Denoising with a Joint-Embedding Predictive Architecture
Dengsheng Chen, Jie Hu, Xiaoming Wei, Enhua Wu
TL;DR
D-JEPA presents a unified framework that integrates joint-embedding predictive architectures with diffusion-style token modeling to enable high-quality, autoregressive generation of continuous data. By recasting masked image modeling as generalized next-token prediction and coupling a diffusion or flow-matching objective at the token level, D-JEPA achieves state-of-the-art image synthesis on ImageNet across multiple model scales, while also demonstrating potential for video, audio, and multimodal generation.
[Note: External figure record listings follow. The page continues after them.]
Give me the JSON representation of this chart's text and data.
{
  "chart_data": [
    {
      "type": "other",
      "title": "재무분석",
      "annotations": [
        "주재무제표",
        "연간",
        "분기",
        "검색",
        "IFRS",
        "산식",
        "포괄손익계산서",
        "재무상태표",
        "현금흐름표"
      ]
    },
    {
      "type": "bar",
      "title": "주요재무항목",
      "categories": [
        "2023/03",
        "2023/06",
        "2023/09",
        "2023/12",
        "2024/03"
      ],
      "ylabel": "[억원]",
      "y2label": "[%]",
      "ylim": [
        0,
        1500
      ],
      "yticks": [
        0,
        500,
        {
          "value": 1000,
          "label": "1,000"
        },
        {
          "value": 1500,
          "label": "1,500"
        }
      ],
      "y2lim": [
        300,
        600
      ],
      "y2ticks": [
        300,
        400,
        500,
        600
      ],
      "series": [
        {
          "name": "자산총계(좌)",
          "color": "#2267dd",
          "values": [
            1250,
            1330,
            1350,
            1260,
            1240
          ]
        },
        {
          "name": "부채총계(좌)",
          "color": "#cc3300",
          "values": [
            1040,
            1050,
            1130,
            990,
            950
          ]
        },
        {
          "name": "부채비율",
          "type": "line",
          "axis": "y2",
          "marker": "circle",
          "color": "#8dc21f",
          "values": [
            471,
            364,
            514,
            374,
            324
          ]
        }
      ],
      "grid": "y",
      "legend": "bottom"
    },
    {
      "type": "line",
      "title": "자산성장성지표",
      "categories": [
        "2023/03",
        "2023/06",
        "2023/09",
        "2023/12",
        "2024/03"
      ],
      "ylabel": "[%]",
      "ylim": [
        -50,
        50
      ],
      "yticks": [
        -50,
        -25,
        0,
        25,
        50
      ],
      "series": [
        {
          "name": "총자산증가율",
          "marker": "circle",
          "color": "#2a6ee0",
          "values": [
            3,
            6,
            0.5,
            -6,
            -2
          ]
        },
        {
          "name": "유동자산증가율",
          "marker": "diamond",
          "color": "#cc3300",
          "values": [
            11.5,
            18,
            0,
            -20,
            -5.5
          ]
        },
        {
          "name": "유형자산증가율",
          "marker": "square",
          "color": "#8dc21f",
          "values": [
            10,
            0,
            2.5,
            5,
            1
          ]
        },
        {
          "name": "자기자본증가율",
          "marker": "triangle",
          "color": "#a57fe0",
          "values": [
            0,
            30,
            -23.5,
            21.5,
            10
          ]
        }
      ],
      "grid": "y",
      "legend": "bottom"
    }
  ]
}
The method relies on three ViT backbones (context, target, predictor) with EMA updates to the target encoder and a two-loss objective L = L_d + L_p to prevent collapse and inject semantic structure, respectively. Empirically, scaling improves both generation fidelity and sampling efficiency, with large models requiring fewer autoregressive steps and producing fast, high-quality samples; qualitative results show realistic portraits and complex scenes, and extended experiments indicate broad applicability beyond images. The work suggests a path toward unified, multi-modal generative systems for continuous data, while acknowledging optimization bottlenecks in the lightweight denoising MLP and attention-based inefficiencies that warrant further research.
Abstract
Joint-embedding predictive architectures (JEPAs) have shown substantial promise in self-supervised representation learning, yet their application in generative modeling remains underexplored. Conversely, diffusion models have demonstrated significant efficacy in modeling arbitrary probability distributions. In this paper, we introduce Denoising with a Joint-Embedding Predictive Architecture (D-JEPA), pioneering the integration of JEPA within generative modeling. By recognizing JEPA as a form of masked image modeling, we reinterpret it as a generalized next-token prediction strategy, facilitating data generation in an auto-regressive manner. Furthermore, we incorporate diffusion loss to model the per-token probability distribution, enabling data generation in a continuous space. We also adapt flow matching loss as an alternative to diffusion loss, thereby enhancing the flexibility of D-JEPA. Empirically, with increased GFLOPs, D-JEPA consistently achieves lower FID scores with fewer training epochs, indicating its good scalability. Our base, large, and huge models outperform all previous generative models across all scales on ImageNet conditional generation benchmarks. Beyond image generation, D-JEPA is well-suited for other continuous data modeling, including video and audio.